There’s about a factor of 3 improvement that can be made to most code after the profiler has given up. That probably means there are better profilers than could be written, but in 20 years of having them I’ve only seen 2 that tried. Sadly I think flame graphs made profiling more accessible to the unmotivated but didn’t actually improve overall results.
If you see a database query that takes 1 hour to run, and only touches a few gb of data, you should be thinking "Well nvme bandwidth is multiple gigabytes per second, why can't it run in 1 second or less?"
The idea that anyone would accept a request to a website taking longer than 30ms, (the time it takes for a game to render it's entire world including both the CPU and GPU parts at 60fps) is insane, and nobody should really accept it, but we commonly do.
Uber could run the complete global rider/driver flow from a single server.
It doesn't, in part because all of those individual trips earn $1 or more each, so it's perfectly acceptable to the business to be more more inefficient and use hundreds of servers for this task.
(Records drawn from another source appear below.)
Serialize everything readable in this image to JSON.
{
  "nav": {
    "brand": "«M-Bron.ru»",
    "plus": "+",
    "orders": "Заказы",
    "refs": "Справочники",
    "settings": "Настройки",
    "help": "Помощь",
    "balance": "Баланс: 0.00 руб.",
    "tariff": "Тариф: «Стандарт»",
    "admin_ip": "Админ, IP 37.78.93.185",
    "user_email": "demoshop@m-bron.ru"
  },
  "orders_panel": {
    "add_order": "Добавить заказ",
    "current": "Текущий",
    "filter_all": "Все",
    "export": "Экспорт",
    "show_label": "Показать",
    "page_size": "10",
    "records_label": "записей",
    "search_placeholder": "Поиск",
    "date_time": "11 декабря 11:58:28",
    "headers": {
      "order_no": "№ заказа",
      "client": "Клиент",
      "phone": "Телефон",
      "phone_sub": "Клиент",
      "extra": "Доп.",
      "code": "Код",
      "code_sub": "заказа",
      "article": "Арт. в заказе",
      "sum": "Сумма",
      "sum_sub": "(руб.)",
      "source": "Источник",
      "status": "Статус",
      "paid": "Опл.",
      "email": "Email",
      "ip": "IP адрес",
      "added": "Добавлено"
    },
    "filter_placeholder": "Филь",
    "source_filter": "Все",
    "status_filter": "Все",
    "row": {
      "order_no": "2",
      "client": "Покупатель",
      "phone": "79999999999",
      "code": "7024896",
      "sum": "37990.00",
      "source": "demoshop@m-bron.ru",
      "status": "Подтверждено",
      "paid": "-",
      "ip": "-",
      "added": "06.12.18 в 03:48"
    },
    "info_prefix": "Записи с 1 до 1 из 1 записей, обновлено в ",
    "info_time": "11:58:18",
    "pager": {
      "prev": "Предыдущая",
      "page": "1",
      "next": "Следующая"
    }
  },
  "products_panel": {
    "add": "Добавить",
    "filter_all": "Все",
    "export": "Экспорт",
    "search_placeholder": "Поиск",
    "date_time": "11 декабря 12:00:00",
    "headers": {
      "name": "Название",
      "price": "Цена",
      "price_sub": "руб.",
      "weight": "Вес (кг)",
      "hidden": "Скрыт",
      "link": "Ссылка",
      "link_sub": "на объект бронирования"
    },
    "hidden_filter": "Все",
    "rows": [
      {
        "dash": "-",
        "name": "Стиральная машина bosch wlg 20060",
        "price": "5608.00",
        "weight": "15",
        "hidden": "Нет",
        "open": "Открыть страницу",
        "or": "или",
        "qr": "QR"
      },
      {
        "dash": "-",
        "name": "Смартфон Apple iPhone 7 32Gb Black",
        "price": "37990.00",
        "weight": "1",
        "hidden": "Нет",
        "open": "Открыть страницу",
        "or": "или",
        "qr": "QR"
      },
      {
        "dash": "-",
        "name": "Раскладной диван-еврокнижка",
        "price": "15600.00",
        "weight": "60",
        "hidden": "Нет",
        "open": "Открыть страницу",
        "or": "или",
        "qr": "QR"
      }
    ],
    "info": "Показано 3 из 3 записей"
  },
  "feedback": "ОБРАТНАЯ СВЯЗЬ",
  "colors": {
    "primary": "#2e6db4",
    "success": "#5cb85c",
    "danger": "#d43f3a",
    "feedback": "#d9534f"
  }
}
Similarly, a small website taking 150ms to render the page only matters if the lost productivity costs less than the engineering time to fix it, and even then, only makes sense if that engineering time isn't more productively used to add features or reliability.
The reality is most of those requests (now) get mixed in with a firehose of traffic, and could be served much faster than 16ms if that is all that was going on. But it’s never all that is going on.